OTTAWA, Ill. (AP) - After years of work, Naramor Cemetery looks more like a cemetery than cow pasture.
Before John Kettman, a La Salle artist, began restoring the resting place of his ancestor Laura Cowgill, the cemetery in between Streator and Kangley had become overgrown and taken a beating at the hooves of livestock.
“We’re going to go out there Monday, and we’re looking for more stones,” Kettman said on Feb. 18 during a presentation to the La Salle County Genealogical Guild. “When you unearth a gravestone it’s like being an archaeologist without the 12-year education. It’s like heaven.”
He said there is a downside to finding and fixing a grave marker.
“For each one of these I repair, I have to do paperwork,” Kettman said,
During the nearly two-hour presentation, Kettman shared many pictures from the cemetery’s Facebook page and shared general optimism for the project’s progress.
So far, 30 gravestones have been cleansed and repaired with epoxy, hundreds of grave sites have been found and Kettman estimated as many as 200 bodies are buried in the cemetery.
“Every single one of those stones, we take a phone, and we put it in the GPS, and we chart it,” Kettman said.
Of all the graves so far located and repaired, Kettman said Cowgill’s has yet to be discovered.
“We’ve got 100 people buried out there, but we haven’t found her,” he said.
During the presentation, Kettman said he uses homemade probes consisting of bike handlebar grips, a rod and a blunted screw to jab the earth in search of a telltale ringing sound that will reveal the location of gravestone.
He said he also uses copper witching rods, which he says will cross to reveal the gender of the centuries-old skeleton under the ground.
Kettman stumped for the general utility of the rods.
“If you’re missing your cellphone, which I have done, you can find it with these rods,” he said. “We don’t know how it works, but if I find stuff with it, I guess it works.”
Researchers from the University of Illinois have helped map the cemetery with ground-penetrating radar, and a geologist from Illinois Valley Community College helped identify the stone used to make grave markers.
Recently, Kettman worked with some descendants of the cemetery’s occupants to erect some birdhouses in the cemetery.

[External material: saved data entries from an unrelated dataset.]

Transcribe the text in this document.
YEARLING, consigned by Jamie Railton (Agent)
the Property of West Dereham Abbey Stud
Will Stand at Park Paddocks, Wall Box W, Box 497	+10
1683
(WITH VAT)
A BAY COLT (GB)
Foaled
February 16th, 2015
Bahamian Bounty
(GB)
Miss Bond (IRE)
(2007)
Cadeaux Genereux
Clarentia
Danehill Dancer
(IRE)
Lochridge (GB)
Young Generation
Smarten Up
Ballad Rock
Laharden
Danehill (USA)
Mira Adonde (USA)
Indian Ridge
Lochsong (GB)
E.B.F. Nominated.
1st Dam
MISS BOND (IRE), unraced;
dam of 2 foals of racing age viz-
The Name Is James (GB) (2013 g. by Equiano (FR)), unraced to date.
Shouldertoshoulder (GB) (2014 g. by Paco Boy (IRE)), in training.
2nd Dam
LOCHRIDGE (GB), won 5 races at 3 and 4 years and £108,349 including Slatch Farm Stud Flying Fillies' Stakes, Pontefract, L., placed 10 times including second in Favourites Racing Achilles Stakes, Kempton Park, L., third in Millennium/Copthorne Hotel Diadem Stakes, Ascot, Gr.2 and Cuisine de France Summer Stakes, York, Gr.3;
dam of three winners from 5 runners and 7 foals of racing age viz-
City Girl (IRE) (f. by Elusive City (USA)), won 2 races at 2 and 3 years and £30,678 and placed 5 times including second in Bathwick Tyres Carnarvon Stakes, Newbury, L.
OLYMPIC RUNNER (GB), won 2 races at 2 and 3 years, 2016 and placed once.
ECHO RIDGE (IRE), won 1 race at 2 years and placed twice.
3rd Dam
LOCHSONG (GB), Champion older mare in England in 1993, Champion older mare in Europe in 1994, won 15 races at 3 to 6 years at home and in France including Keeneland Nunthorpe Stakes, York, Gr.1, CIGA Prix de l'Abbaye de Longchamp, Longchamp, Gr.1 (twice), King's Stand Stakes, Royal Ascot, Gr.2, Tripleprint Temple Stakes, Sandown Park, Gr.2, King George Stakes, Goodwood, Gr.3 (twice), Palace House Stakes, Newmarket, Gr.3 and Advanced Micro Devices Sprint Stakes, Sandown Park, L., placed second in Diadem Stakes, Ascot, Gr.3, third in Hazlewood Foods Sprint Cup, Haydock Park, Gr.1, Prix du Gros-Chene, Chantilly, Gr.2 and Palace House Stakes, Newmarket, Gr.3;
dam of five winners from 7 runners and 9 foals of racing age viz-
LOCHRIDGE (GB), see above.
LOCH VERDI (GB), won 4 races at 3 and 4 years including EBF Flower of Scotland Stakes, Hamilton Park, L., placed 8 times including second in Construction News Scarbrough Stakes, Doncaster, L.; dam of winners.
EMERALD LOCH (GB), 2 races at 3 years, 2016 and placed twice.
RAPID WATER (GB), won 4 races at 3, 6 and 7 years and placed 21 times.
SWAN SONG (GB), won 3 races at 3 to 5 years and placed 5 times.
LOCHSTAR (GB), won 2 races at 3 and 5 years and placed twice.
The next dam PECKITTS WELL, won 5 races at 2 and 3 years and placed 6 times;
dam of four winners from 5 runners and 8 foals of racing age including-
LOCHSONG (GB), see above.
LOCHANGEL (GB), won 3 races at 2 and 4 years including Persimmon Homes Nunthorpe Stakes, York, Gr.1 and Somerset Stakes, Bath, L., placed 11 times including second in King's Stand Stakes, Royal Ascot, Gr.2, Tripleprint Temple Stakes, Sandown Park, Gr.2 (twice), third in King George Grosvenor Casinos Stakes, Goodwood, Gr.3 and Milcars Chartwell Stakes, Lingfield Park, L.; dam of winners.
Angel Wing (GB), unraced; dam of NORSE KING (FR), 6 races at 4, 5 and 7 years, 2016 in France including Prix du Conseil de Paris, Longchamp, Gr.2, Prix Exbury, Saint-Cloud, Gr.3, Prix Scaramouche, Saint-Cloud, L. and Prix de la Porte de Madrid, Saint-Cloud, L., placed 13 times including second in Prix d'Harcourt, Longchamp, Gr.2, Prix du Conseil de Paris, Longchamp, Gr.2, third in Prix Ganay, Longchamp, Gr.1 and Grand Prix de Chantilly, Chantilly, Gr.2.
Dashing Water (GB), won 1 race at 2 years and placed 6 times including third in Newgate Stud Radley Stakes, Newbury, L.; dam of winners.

“I thought wouldn’t it be nice to bring some life back into the cemetery,” Kettman said.
And in the future, he said he’d like to paint a mural there.
“I think it will be like a sanctuary,” Kettman said.
But first, someone will have to take ownership of the cemetery, which Kettman said he is reluctant to do because of possible liability.
Restoration efforts are always in need of volunteers and donations, Kettman said.
“Everything that’s been donated has gone directly into it,” he said.